As I counted out my bills at the counter, I spoke with the Israeli lady who owns the restaurant. She knows exactly when we (ELIC) show up every year; she counts on it. Her English is ribboned with a Middle Eastern accent, and I love how she shrugs her shoulders when she talks. She wants to retire soon and move back to Jerusalem; she says that she’s tired. I asked if that would mean the end of her place in Chiang Mai. She assured me that her partner would keep it open and running.

As I walked out to the busy street, I caught a songtao back to my hotel. A few stops later, the driver picked up two Asian men with greying hair. I glanced over at them and could tell that they weren’t Thai: too formally dressed. They weren’t Chinese, either: their voices were quieter. I looked at their waistlines and figured that by the severity of how high they had pulled their trousers, they were Japanese. And I was right. Their English was very basic, so I kept it simple. “What city in Japan? Tokyo?” I asked. “No, Nagoya,” said the more proficient of the two. My eyes lit up. “I lived in Nagoya!” Their eyes widened and they replied with the standard, “Ohhhhwwww?” which rises in pitch and is undoubtedly Japanese.
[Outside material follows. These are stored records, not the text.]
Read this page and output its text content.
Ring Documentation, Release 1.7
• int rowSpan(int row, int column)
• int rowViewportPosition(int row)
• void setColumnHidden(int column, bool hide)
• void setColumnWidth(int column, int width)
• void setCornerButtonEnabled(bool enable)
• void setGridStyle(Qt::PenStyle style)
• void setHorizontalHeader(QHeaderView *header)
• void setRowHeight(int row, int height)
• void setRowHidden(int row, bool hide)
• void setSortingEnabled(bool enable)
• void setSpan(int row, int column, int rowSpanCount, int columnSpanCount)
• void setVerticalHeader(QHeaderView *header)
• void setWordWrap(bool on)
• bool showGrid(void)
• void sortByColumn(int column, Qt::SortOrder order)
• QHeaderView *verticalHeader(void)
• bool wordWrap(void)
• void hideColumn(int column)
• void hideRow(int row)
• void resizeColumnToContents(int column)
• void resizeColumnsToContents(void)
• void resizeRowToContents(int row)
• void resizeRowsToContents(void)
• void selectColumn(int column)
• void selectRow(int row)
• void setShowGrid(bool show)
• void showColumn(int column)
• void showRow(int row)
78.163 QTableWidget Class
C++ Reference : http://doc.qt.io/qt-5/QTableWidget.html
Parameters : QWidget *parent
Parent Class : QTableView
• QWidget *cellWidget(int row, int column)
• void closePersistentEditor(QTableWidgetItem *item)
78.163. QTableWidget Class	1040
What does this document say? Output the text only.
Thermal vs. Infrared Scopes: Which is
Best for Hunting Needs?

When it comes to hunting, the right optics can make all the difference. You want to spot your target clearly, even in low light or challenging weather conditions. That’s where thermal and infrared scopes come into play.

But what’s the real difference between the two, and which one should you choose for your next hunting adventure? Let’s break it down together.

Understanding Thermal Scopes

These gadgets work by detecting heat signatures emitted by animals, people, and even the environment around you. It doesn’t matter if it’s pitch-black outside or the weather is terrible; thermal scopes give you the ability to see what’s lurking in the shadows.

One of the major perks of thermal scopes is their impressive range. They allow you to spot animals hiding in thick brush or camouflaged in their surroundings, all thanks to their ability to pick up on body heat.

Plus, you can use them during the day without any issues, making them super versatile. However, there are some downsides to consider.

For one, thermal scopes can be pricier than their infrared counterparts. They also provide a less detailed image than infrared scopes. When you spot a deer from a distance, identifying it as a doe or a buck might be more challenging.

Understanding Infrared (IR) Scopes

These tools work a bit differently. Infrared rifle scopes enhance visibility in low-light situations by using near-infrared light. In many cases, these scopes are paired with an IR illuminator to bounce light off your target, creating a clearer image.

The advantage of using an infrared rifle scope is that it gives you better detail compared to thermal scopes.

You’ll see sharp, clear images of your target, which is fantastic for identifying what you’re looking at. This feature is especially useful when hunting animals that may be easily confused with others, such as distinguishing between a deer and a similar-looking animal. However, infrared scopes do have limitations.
We traded some brief sentences about the former company that employed me there, and they recognized the name immediately. They even knew the small city of Handa in which I had worked.

The songtao dropped me off, first, so I said farewell to them in Japanese and returned to my room. Once reclined in the bed, my body released itself to the retro effects of such an early morning coupled with a Thai massage in which my muscles were pulled in directions that wouldn’t register on a compass. As I drifted off to sleep, I remembered that the night prior, I had asked for moments in which to be a good ambassador of my faith. Despite a day that guaranteed little companionship, my request was answered through unexpected appointments with a host of strangers.